That's the question before you tonight. Not, "If I stop to help the sanitation workers, what will happen to all of the hours that I usually spend in my office every day and every week as a pastor?" The question is not, "If I stop to help this man in need, what will happen to me?" "If I do not stop to help the sanitation workers, what will happen to them?" That's the question. Let us rise up tonight with a greater readiness. Let us stand with a greater determination. And let us move on in these powerful days, these days of challenge to make America what it ought to be. We have an opportunity to make America a better nation.
-Martin Luther King, Jr. (from "I have Been to the Mountaintop").

Wednesday, May 26, 2010

My Priest Chews Tobacca

It has been said that no man can be a prophet in his homeland. I have nearly always heard this expression used with a negative connotation, usually when someone in the ministerial profession is relating a problem with a friend or family member they cannot change.

But a few days ago, as I sat on the porch of my friend’s old farm house, downing Yuenglings and eating steak and chicken, I couldn’t help but thank God for this fact. Most of the people gathered that day were not regular church goers, or even Catholic. They’re the kind of folks that find God in nature and have little tolerance for organized religion.

Many of these people I only get to talk to a few times a year. They wonder why this seemingly normal person has gone to seminary, and always let me know they don’t consider me better than anyone else.

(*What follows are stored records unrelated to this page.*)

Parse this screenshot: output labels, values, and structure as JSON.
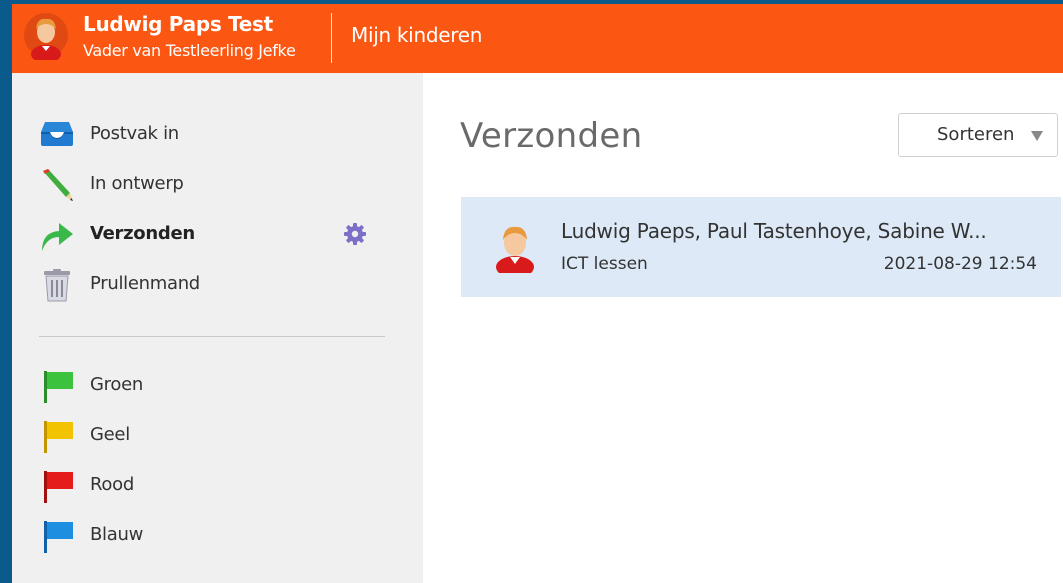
{
  "header": {
    "user_name": "Ludwig Paps Test",
    "user_role": "Vader van Testleerling Jefke",
    "nav_label": "Mijn kinderen",
    "brand_color": "#fb5612"
  },
  "sidebar": {
    "folders": [
      {
        "label": "Postvak in",
        "icon": "inbox-icon"
      },
      {
        "label": "In ontwerp",
        "icon": "pencil-icon"
      },
      {
        "label": "Verzonden",
        "icon": "sent-arrow-icon",
        "active": true
      },
      {
        "label": "Prullenmand",
        "icon": "trash-icon"
      }
    ],
    "flags": [
      {
        "label": "Groen",
        "color": "#3cc23c"
      },
      {
        "label": "Geel",
        "color": "#f2c300"
      },
      {
        "label": "Rood",
        "color": "#e51c1c"
      },
      {
        "label": "Blauw",
        "color": "#1e8fe0"
      }
    ]
  },
  "main": {
    "title": "Verzonden",
    "sort_label": "Sorteren",
    "messages": [
      {
        "recipients": "Ludwig Paeps, Paul Tastenhoye, Sabine W...",
        "subject": "ICT lessen",
        "date": "2021-08-29 12:54"
      }
    ]
  }
}
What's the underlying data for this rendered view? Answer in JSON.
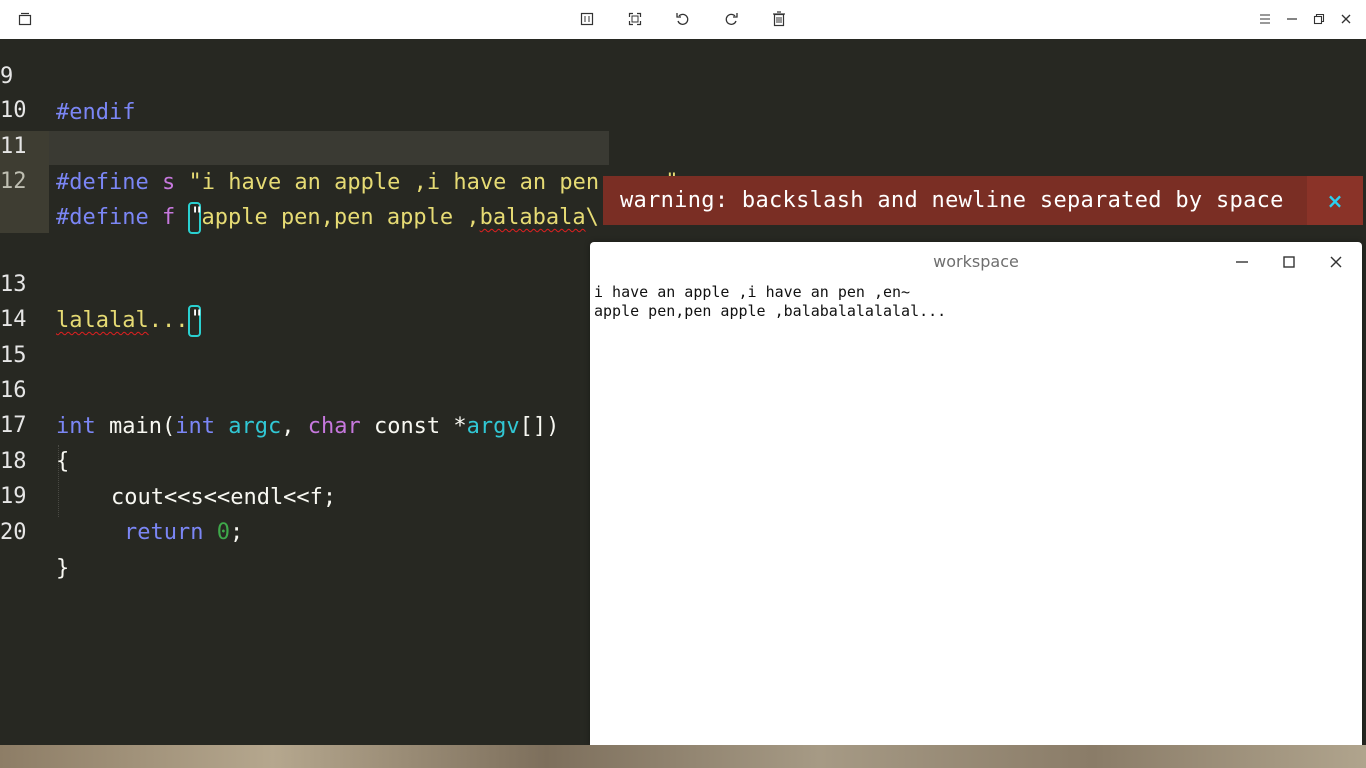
{
  "toolbar": {
    "left_icon": "window-icon",
    "center_icons": [
      "split-view-icon",
      "fullscreen-icon",
      "undo-icon",
      "redo-icon",
      "delete-icon"
    ],
    "right_icons": [
      "menu-icon",
      "minimize-icon",
      "restore-icon",
      "close-icon"
    ]
  },
  "editor": {
    "lines": [
      {
        "num": "9",
        "text": "#endif"
      },
      {
        "num": "10",
        "text": ""
      },
      {
        "num": "11",
        "directive": "#define",
        "name": "s",
        "value": "\"i have an apple ,i have an pen ,en~\""
      },
      {
        "num": "12",
        "directive": "#define",
        "name": "f",
        "quote": "\"",
        "value": "apple pen,pen apple ,",
        "squiggle": "balabala",
        "backslash": "\\",
        "trailing": "·"
      },
      {
        "num": "13",
        "squiggle": "lalalal",
        "value": "...",
        "quote": "\""
      },
      {
        "num": "14",
        "text": ""
      },
      {
        "num": "15",
        "text": ""
      },
      {
        "num": "16",
        "t1": "int",
        "t2": "main(",
        "t3": "int",
        "t4": "argc",
        "t5": ", ",
        "t6": "char",
        "t7": " const *",
        "t8": "argv",
        "t9": "[])"
      },
      {
        "num": "17",
        "text": "{"
      },
      {
        "num": "18",
        "text": "cout<<s<<endl<<f;"
      },
      {
        "num": "19",
        "kw": "return",
        "val": "0",
        "end": ";"
      },
      {
        "num": "20",
        "text": "}"
      }
    ]
  },
  "warning": {
    "message": "warning: backslash and newline separated by space",
    "close": "×"
  },
  "workspace": {
    "title": "workspace",
    "output_line1": "i have an apple ,i have an pen ,en~",
    "output_line2": "apple pen,pen apple ,balabalalalalal..."
  },
  "colors": {
    "editor_bg": "#272822",
    "keyword_blue": "#7b86f5",
    "keyword_purple": "#c678dd",
    "identifier_cyan": "#31c7d4",
    "string": "#e6db74",
    "number": "#3ea84a",
    "warning_bg": "#7a2e24",
    "cursor": "#2ad0d0"
  }
}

It’s a far cry from school, where so many of my peers practice one-upsmanship when they begin to doubt that they indeed channel God, or when they get the inkling that every other person has the same call to holiness.

Joining a group standing around near the coolers on the porch, it wasn’t long until I was found by the father of a good friend.

“My priest,” he said. What’s that?” pointing a bony finger at the can of beer in my hand.

“Just a beer,” I replied with a grin on my face.

“Well,” he said, considering the implications. “That’s okay.”

We reminisced about shooting and gutting a deer back in November, and his Christmas present to me, a shell casing on a chain.

“You know,” he mentioned out of the blue. “You’re never going to get me to go to church.”

“Sir,” I replied. “I never said I wanted to get you to go to church. You can believe what you want.”

“I believe in Jesus,” he said. “But Jesus never told me to go to no church. The first time he went to church he told all the elders how it was, and the second time he opened up a can of whoop ass.”

I could only laugh as I walked with him out to his car. He told me to pray for him when no one was listening, and motioned to the crowd gathered on the porch as he made his exit.

“Hey,” he said loudly, causing the ruckus around the grill to pause for a moment. “Did any of you know that my priest chews tobacca?”